BOZEMAN - Bozeman’s watering restrictions went into effect nearly three months ago.
Bozeman resident Reno Walsh has a couple of brown and dry spots on his lawn, but he’s okay with that because he hardly uses any city water to irrigate his lawn.
“We’ve just accepted the fact that we're going to have a brown, hard lawn,” Walsh said.
Instead, he collects rainwater.
Walsh could have used city water on Tuesdays, Thursdays, and Saturdays, like other even-numbered addresses in Bozeman.
“We’ve been using that to water our garden and our trees,” says Walsh.
Since the watering restrictions started, the city has received 60 reports of people watering when they shouldn’t be.
Rather than taking an enforcement approach, they are working on education.
“We didn’t get much for repeat for the same address,” says Water Conservation Program Manager Jessica Ahlstrom.
With Bozeman watering restrictions in place, the city left one day where there was no residential watering.
“We have seen decreased water usage on Monday, which shows that a lot of residents are in compliance,” says Ahlstrom.
So, how much did watering restrictions affect Bozeman residents?

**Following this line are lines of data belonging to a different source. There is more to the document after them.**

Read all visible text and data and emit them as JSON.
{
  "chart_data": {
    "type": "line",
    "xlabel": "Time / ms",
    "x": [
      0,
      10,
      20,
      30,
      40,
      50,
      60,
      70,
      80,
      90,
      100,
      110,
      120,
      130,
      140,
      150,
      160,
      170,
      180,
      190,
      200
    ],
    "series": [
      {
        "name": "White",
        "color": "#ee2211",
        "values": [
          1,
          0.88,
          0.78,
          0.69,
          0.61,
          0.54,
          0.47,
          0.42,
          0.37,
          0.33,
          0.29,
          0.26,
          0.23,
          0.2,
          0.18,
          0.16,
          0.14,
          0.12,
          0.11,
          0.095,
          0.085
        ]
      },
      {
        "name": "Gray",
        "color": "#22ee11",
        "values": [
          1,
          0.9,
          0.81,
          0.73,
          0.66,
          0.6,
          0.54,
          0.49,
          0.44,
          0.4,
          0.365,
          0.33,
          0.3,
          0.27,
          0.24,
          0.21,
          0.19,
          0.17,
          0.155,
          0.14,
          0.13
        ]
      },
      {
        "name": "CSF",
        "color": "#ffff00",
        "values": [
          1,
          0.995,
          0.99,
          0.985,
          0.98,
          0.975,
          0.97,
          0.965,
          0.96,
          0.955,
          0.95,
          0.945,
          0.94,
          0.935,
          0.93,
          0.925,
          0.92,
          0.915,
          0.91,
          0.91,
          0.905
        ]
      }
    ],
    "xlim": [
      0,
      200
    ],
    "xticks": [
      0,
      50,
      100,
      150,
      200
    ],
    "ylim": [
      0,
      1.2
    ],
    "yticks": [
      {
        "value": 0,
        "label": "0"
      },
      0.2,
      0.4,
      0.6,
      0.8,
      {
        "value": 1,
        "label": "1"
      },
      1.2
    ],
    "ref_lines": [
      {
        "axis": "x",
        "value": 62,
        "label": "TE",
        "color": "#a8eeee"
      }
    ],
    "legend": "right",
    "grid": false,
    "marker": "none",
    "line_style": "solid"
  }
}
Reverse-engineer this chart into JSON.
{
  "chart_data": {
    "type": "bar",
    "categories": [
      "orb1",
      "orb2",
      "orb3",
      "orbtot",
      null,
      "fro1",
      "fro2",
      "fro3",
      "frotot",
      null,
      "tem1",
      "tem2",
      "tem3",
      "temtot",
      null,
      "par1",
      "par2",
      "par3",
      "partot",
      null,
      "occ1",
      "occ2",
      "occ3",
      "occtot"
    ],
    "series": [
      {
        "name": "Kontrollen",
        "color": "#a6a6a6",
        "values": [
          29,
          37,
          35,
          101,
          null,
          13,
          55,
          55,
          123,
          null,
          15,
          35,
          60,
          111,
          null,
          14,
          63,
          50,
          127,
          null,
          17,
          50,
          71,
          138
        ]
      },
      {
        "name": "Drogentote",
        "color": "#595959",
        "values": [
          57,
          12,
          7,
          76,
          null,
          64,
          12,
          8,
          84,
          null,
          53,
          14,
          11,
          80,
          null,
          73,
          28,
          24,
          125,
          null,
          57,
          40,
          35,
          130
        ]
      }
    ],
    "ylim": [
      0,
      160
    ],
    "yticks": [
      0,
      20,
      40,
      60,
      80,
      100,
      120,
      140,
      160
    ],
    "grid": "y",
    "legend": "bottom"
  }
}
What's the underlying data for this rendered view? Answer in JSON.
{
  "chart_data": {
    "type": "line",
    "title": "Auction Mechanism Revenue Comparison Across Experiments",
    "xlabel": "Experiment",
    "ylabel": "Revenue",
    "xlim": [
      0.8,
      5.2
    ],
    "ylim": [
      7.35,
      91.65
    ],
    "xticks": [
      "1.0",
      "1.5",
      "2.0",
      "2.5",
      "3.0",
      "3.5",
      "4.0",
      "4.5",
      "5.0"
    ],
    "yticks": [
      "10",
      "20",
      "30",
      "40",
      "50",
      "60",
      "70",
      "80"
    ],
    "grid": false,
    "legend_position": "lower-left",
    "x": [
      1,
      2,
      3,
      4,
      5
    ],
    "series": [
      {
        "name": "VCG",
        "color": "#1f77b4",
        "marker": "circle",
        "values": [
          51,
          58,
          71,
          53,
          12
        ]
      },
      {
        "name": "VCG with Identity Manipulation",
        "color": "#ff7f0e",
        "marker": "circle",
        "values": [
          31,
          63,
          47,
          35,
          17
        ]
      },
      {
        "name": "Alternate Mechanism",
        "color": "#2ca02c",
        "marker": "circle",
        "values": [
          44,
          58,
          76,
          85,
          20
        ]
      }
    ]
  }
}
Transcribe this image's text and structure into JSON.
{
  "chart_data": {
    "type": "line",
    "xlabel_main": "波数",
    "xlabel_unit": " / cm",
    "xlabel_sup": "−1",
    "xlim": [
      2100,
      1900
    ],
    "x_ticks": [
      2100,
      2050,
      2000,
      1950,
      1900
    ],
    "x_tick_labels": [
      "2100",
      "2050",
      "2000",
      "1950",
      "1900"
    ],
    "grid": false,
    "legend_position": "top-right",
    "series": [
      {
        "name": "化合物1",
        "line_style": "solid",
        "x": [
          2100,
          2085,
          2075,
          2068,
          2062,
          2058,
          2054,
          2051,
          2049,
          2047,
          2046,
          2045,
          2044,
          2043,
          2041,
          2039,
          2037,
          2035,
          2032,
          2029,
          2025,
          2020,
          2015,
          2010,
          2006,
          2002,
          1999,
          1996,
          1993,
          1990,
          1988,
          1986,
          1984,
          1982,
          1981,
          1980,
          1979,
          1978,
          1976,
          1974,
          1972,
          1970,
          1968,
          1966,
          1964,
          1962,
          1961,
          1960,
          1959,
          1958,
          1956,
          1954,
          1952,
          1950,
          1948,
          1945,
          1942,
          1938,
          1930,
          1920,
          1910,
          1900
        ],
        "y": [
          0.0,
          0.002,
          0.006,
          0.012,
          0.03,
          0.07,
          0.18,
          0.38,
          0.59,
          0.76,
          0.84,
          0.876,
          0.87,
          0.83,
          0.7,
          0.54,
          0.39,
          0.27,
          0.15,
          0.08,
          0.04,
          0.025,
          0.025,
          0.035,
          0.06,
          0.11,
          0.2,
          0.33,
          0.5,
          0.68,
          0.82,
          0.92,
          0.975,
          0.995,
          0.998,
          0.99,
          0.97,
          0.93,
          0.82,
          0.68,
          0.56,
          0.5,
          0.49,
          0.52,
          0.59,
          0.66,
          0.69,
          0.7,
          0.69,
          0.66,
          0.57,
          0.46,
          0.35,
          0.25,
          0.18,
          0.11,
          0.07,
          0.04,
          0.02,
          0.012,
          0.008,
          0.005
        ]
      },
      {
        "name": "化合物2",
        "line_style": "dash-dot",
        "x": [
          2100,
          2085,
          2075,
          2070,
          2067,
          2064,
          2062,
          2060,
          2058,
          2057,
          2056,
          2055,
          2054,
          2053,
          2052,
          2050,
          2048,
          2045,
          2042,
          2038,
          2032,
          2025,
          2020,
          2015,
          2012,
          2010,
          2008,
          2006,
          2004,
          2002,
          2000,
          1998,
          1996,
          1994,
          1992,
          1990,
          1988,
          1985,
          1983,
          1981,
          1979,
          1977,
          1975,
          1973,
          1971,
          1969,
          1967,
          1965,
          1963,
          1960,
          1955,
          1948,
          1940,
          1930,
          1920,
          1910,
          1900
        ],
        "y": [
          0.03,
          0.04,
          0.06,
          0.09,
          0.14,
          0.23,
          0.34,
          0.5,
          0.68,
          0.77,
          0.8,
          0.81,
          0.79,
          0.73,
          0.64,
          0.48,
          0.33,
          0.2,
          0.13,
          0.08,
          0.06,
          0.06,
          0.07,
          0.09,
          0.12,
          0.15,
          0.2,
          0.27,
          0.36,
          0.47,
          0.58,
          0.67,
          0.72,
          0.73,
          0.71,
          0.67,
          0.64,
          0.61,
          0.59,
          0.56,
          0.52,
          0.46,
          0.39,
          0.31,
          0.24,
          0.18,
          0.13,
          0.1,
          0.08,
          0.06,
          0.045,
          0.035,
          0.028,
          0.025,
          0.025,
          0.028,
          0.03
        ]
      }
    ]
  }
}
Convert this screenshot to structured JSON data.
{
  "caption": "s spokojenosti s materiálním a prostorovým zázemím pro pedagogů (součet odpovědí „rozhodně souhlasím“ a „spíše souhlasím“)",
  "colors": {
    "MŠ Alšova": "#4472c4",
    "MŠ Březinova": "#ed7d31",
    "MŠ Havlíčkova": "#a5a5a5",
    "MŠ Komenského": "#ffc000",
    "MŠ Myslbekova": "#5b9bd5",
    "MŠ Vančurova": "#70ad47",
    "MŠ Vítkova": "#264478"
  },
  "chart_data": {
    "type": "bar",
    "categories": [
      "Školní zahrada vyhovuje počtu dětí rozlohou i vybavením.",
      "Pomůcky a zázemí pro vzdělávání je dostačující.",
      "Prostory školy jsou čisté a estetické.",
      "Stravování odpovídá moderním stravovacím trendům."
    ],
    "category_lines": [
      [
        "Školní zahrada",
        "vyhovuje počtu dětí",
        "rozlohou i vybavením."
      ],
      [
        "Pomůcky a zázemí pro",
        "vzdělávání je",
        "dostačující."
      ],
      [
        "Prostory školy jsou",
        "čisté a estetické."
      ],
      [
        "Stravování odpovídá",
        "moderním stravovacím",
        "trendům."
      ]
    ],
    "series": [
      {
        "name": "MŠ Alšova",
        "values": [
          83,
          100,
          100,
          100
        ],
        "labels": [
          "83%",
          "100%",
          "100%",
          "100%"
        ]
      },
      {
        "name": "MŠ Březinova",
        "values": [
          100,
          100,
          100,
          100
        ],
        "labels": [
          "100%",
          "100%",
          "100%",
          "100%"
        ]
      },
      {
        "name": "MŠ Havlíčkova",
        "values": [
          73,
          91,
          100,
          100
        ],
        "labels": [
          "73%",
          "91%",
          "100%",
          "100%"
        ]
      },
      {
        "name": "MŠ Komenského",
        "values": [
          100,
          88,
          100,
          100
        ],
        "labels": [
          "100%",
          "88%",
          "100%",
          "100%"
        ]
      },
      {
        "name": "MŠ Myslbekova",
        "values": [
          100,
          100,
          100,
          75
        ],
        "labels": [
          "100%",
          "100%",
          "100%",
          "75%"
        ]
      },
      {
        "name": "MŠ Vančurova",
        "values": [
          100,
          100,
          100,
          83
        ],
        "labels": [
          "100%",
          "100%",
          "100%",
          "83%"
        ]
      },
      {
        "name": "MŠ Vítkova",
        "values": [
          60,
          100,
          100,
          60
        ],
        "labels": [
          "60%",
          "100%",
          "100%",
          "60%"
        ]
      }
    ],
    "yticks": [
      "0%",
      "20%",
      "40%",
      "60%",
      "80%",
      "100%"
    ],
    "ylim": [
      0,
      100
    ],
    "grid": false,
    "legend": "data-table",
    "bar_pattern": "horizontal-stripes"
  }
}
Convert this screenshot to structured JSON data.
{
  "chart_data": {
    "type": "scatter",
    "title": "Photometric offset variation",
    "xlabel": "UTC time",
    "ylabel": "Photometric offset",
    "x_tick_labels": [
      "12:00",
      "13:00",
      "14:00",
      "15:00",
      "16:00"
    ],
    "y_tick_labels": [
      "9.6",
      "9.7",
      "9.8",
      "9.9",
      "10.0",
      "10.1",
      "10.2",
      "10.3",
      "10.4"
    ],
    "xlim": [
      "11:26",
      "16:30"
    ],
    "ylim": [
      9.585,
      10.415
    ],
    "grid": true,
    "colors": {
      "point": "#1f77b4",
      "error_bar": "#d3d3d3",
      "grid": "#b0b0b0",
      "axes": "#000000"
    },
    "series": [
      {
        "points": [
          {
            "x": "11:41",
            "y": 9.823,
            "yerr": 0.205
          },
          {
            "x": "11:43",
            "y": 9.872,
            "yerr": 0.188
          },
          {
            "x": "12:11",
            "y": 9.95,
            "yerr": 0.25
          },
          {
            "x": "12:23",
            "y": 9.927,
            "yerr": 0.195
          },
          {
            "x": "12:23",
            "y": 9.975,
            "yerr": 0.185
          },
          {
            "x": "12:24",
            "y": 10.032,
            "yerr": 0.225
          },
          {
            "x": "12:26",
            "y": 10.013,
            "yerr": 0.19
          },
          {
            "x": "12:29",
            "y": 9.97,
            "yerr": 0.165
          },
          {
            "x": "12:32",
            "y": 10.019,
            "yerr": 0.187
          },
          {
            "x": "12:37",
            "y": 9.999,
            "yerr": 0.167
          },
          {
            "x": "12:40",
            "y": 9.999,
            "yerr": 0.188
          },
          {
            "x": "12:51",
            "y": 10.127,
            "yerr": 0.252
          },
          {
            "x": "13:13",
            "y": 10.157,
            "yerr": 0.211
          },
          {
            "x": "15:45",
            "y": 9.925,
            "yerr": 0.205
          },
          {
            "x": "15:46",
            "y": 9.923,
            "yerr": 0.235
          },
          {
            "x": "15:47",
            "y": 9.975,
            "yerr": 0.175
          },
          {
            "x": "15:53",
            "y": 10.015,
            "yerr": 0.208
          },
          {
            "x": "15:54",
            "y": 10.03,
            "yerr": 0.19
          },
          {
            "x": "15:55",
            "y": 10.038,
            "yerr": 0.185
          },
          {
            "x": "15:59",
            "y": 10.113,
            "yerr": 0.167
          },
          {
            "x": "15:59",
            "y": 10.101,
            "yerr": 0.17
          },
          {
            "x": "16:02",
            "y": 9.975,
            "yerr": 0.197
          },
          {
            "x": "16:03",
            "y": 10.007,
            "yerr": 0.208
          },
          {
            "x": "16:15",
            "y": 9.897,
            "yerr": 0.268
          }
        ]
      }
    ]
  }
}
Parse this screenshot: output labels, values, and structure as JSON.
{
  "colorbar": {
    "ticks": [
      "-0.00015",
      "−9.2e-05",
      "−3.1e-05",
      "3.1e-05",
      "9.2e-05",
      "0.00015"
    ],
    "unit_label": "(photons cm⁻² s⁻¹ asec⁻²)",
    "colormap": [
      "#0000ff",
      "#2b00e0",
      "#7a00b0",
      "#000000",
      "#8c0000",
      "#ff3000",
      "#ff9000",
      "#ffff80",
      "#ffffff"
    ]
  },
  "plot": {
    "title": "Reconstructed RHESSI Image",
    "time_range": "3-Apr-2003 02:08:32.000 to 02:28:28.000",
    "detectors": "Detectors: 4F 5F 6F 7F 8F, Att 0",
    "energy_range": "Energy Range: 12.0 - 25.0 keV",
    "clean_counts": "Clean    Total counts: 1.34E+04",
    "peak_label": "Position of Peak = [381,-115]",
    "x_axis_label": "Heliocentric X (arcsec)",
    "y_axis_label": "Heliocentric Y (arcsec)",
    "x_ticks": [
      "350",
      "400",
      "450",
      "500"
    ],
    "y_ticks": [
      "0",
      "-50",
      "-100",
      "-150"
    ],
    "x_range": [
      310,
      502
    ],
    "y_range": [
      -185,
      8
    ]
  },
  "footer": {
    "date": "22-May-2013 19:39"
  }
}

Quite a bit.
“We’re using 25 gallons less, per person, per day,” says Ahlstrom.
Looking forward to the fall, water levels for the city at Hyalite Reservoir remain normal thanks to the wet spring.
“It may look low but it's actually above average for this time of year,” says Ahlstrom.
As for Walsh, he says having the grass greener on the other side might not be the reality moving forward.
“That American dream of having a nice house with a green lawn but I think that dream — that perspective — needs to change here in the west,’’ says Walsh.
Heading into the fall, Ahlstrom says residents should start cutting down watering use even more to prepare their lawns for the winter.